Thank you for those words.

26 mins · Edited · 
Yesterday was election day and the majority of comments in my feed were of disappointment, disillusionment ("Well, I voted for the lesser of two evils..."), or moral ambiguity ("Doesn't matter who we vote for!"). While I can't argue how you might feel personally, I can argue that you're wrong.
Lou Ann Homan is a coworker, a teacher, a storyteller, a newspaper columnist, and a friend. Yesterday she lost her election. That's fair--democracy worked. Her opponent, who I do not know, may very well be a wonderful person. I can't say. But I can say she is a wonderful, giving, and caring human being. She loves her town and would have served it admirably. She has already--serving on a variety of committees and organizing the recent singing on the circle event. She brings the arts to a small town that isn't always sure that it wants them. She is not a lesser of two evils. She is not the same as anyone else we could put into office.

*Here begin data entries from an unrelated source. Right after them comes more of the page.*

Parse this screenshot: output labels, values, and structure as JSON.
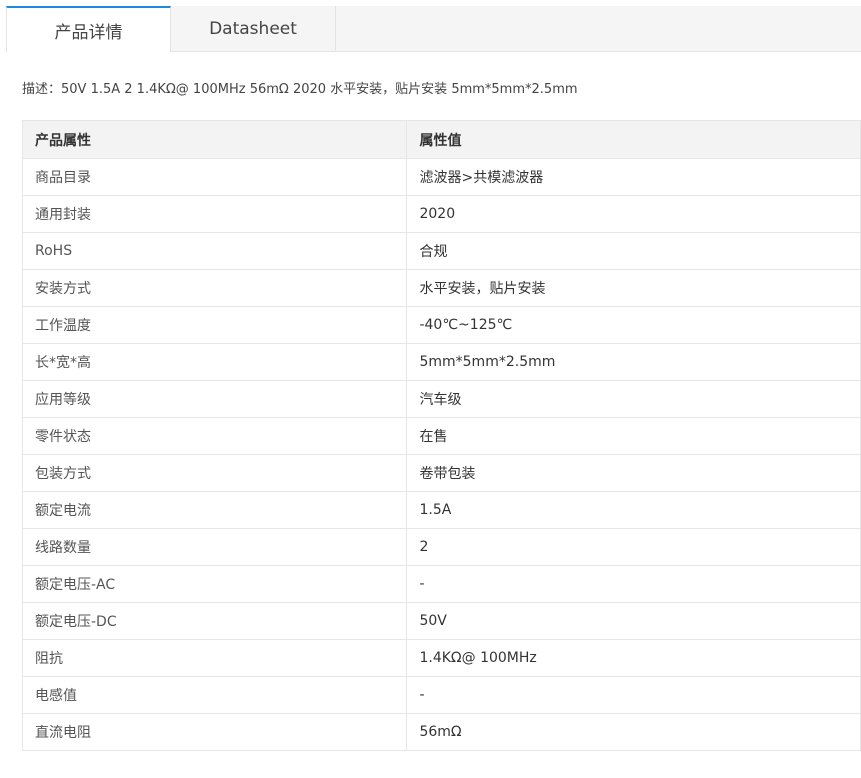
{
  "tabs": [
    {
      "label": "产品详情",
      "active": true
    },
    {
      "label": "Datasheet",
      "active": false
    }
  ],
  "description": "描述：50V 1.5A 2 1.4KΩ@ 100MHz 56mΩ 2020 水平安装，贴片安装 5mm*5mm*2.5mm",
  "table": {
    "headers": [
      "产品属性",
      "属性值"
    ],
    "rows": [
      [
        "商品目录",
        "滤波器>共模滤波器"
      ],
      [
        "通用封装",
        "2020"
      ],
      [
        "RoHS",
        "合规"
      ],
      [
        "安装方式",
        "水平安装，贴片安装"
      ],
      [
        "工作温度",
        "-40℃~125℃"
      ],
      [
        "长*宽*高",
        "5mm*5mm*2.5mm"
      ],
      [
        "应用等级",
        "汽车级"
      ],
      [
        "零件状态",
        "在售"
      ],
      [
        "包装方式",
        "卷带包装"
      ],
      [
        "额定电流",
        "1.5A"
      ],
      [
        "线路数量",
        "2"
      ],
      [
        "额定电压-AC",
        "-"
      ],
      [
        "额定电压-DC",
        "50V"
      ],
      [
        "阻抗",
        "1.4KΩ@ 100MHz"
      ],
      [
        "电感值",
        "-"
      ],
      [
        "直流电阻",
        "56mΩ"
      ]
    ]
  },
  "colors": {
    "accent": "#1e88e5",
    "header_bg": "#f3f3f3",
    "border": "#e6e6e6"
  }
}
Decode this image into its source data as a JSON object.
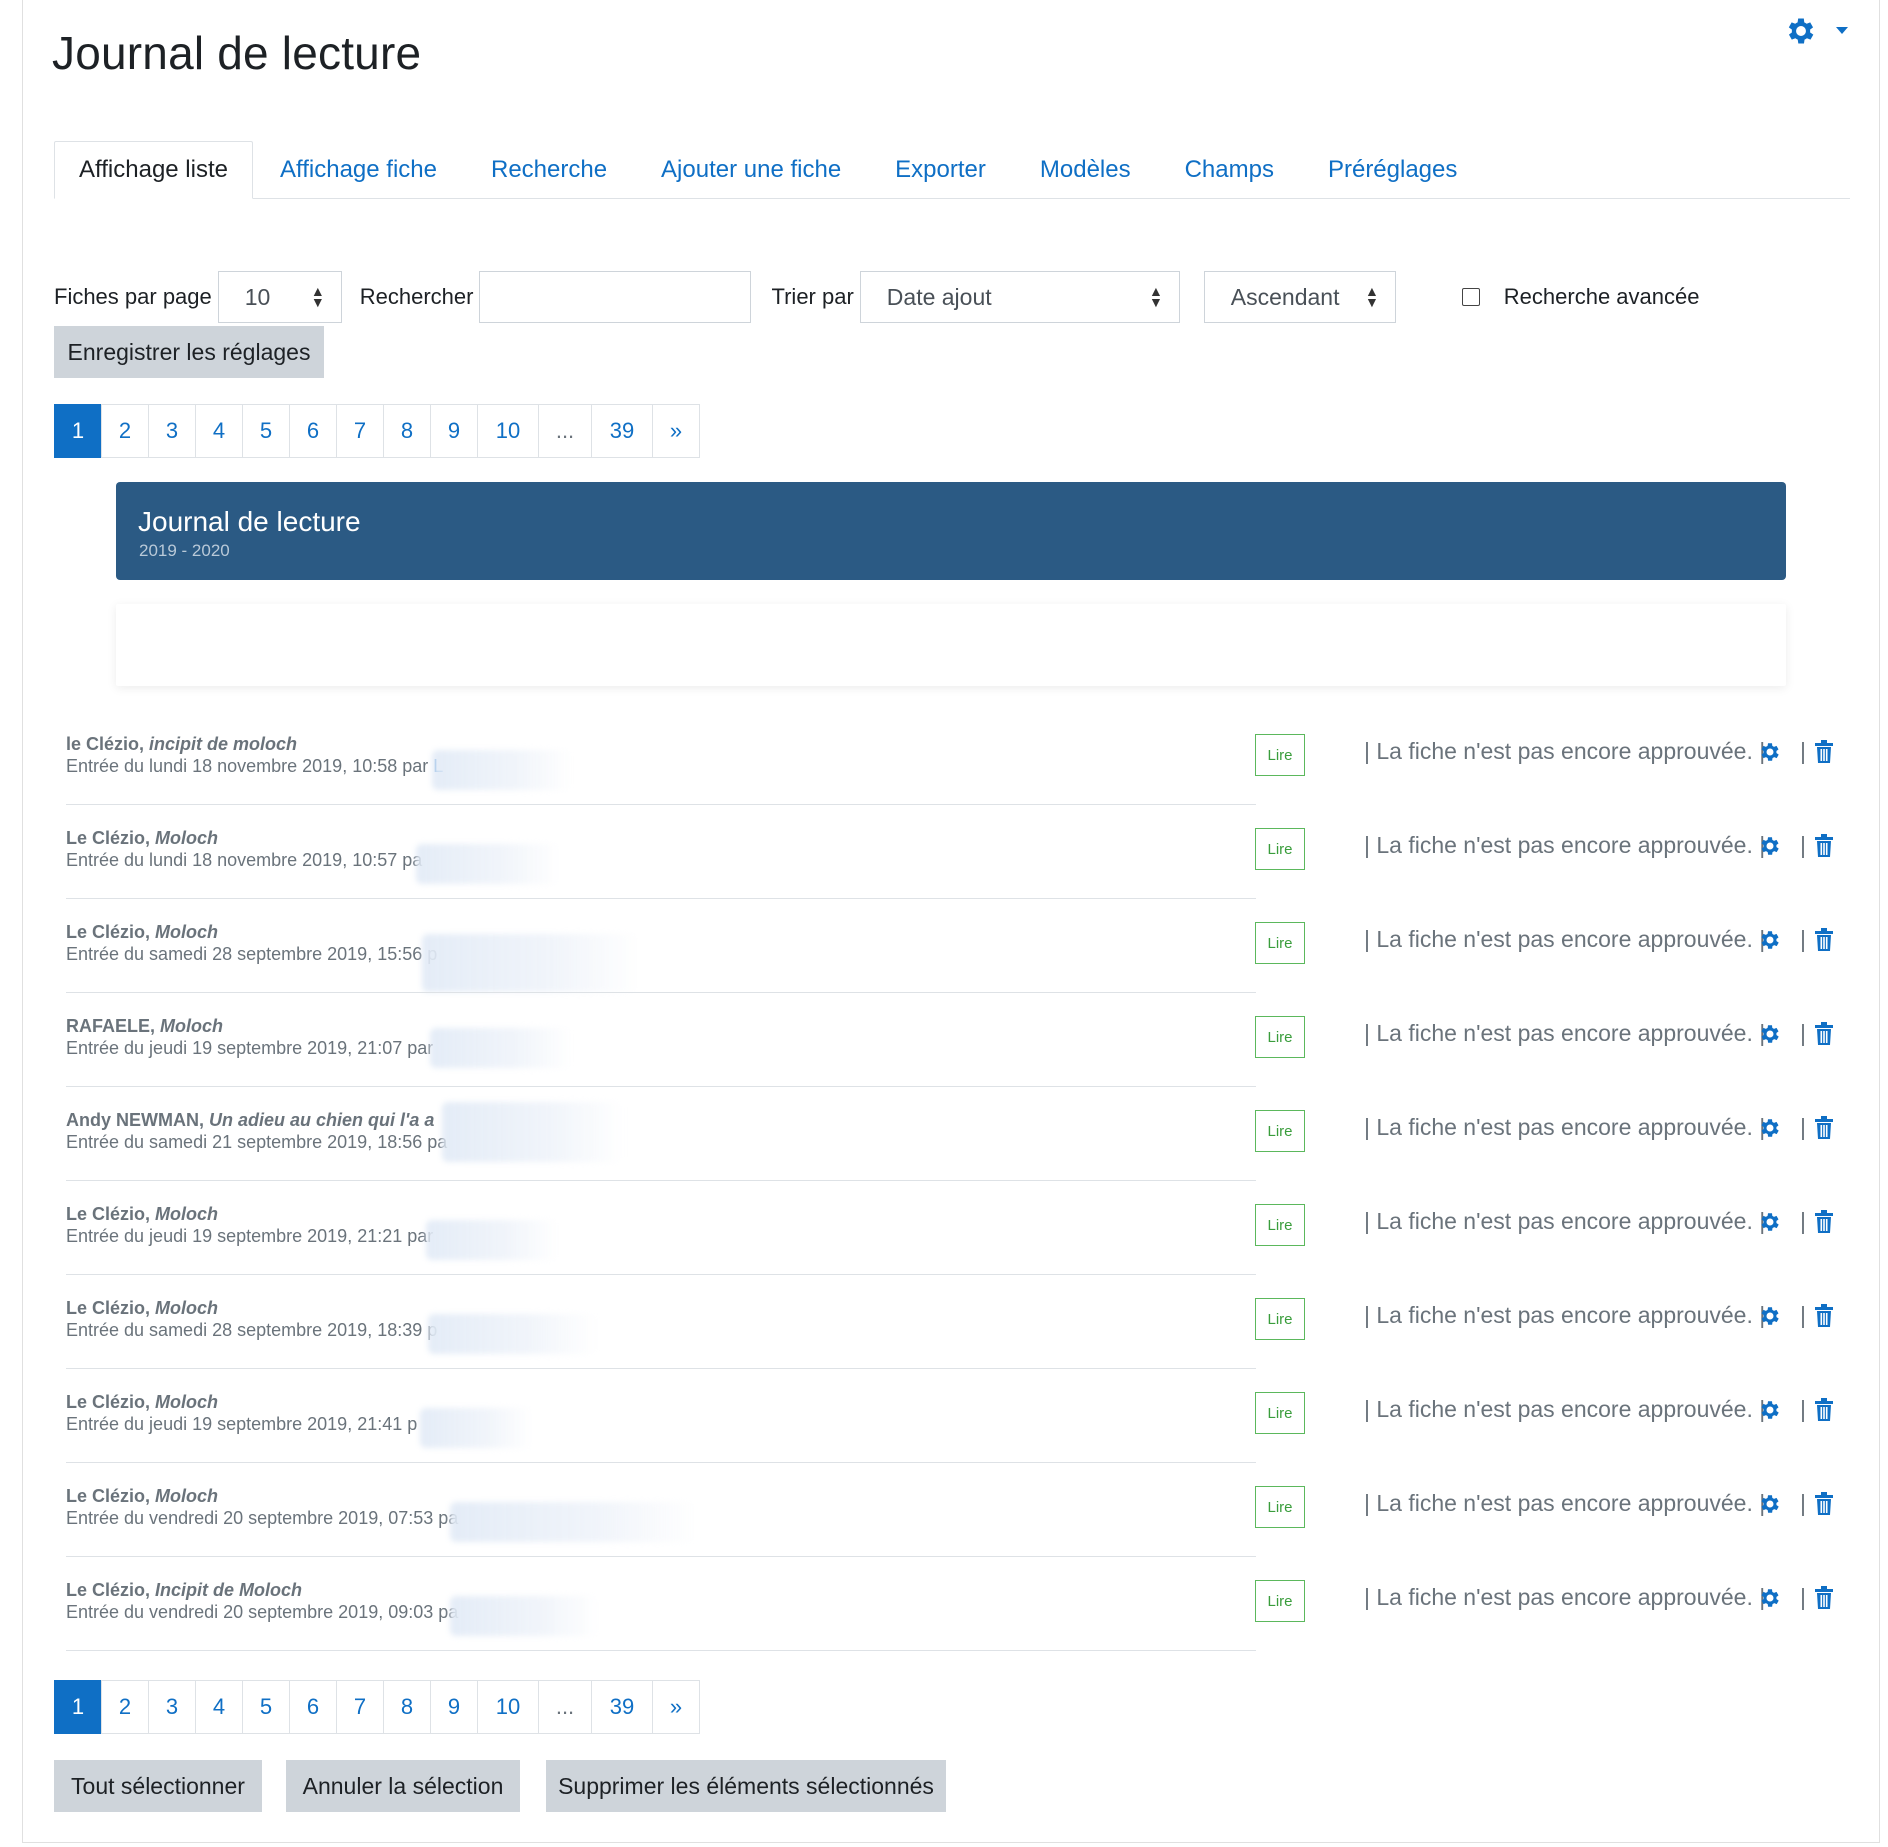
{
  "page": {
    "title": "Journal de lecture"
  },
  "tabs": [
    {
      "label": "Affichage liste",
      "active": true
    },
    {
      "label": "Affichage fiche"
    },
    {
      "label": "Recherche"
    },
    {
      "label": "Ajouter une fiche"
    },
    {
      "label": "Exporter"
    },
    {
      "label": "Modèles"
    },
    {
      "label": "Champs"
    },
    {
      "label": "Préréglages"
    }
  ],
  "settings": {
    "per_page_label": "Fiches par page",
    "per_page_value": "10",
    "search_label": "Rechercher",
    "search_value": "",
    "sort_label": "Trier par",
    "sort_value": "Date ajout",
    "order_value": "Ascendant",
    "advanced_label": "Recherche avancée",
    "advanced_checked": false,
    "save_button": "Enregistrer les réglages"
  },
  "pagination": {
    "pages": [
      "1",
      "2",
      "3",
      "4",
      "5",
      "6",
      "7",
      "8",
      "9",
      "10",
      "...",
      "39",
      "»"
    ],
    "current": "1"
  },
  "banner": {
    "title": "Journal de lecture",
    "subtitle": "2019 - 2020"
  },
  "entries": [
    {
      "author": "le Clézio,",
      "book": "incipit de moloch",
      "meta": "Entrée du lundi 18 novembre 2019, 10:58 par",
      "extra": "L"
    },
    {
      "author": "Le Clézio,",
      "book": "Moloch",
      "meta": "Entrée du lundi 18 novembre 2019, 10:57 pa",
      "extra": ""
    },
    {
      "author": "Le Clézio,",
      "book": "Moloch",
      "meta": "Entrée du samedi 28 septembre 2019, 15:56 p",
      "extra": ""
    },
    {
      "author": "RAFAELE,",
      "book": "Moloch",
      "meta": "Entrée du jeudi 19 septembre 2019, 21:07 par",
      "extra": ""
    },
    {
      "author": "Andy NEWMAN,",
      "book": "Un adieu au chien qui l'a a",
      "meta": "Entrée du samedi 21 septembre 2019, 18:56 pa",
      "extra": ""
    },
    {
      "author": "Le Clézio,",
      "book": "Moloch",
      "meta": "Entrée du jeudi 19 septembre 2019, 21:21 par",
      "extra": ""
    },
    {
      "author": "Le Clézio,",
      "book": "Moloch",
      "meta": "Entrée du samedi 28 septembre 2019, 18:39 p",
      "extra": ""
    },
    {
      "author": "Le Clézio,",
      "book": "Moloch",
      "meta": "Entrée du jeudi 19 septembre 2019, 21:41 p",
      "extra": ""
    },
    {
      "author": "Le Clézio,",
      "book": "Moloch",
      "meta": "Entrée du vendredi 20 septembre 2019, 07:53 pa",
      "extra": ""
    },
    {
      "author": "Le Clézio,",
      "book": "Incipit de Moloch",
      "meta": "Entrée du vendredi 20 septembre 2019, 09:03 pa",
      "extra": ""
    }
  ],
  "entry_common": {
    "read_button": "Lire",
    "status": "| La fiche n'est pas encore approuvée. |",
    "pipe": "|"
  },
  "bulk": {
    "select_all": "Tout sélectionner",
    "deselect": "Annuler la sélection",
    "delete_selected": "Supprimer les éléments sélectionnés"
  },
  "colors": {
    "accent": "#0f6fc5",
    "banner": "#2b5a84",
    "read_green": "#5bb85c",
    "muted": "#6a737b"
  },
  "icons": {
    "settings": "gear-icon",
    "menu": "caret-down-icon",
    "edit": "gear-icon",
    "delete": "trash-icon"
  }
}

People default to that talk not because it is intellectual or insightful, but because it is easy. It's a surrender in the face of a complicated world filled with conflicting shades of gray. Each spring I spend a semester ranting to my students about the dangers of how the media manipulates us through things like agenda setting, framing, etc. But the last day of class I warn them not to allow any of that to make them cynical. Cynicism is the intellectualism of stupid people. No curiosity--just disillusionment.

The world is not changed by the cynics who have given up, but by good people who refuse to.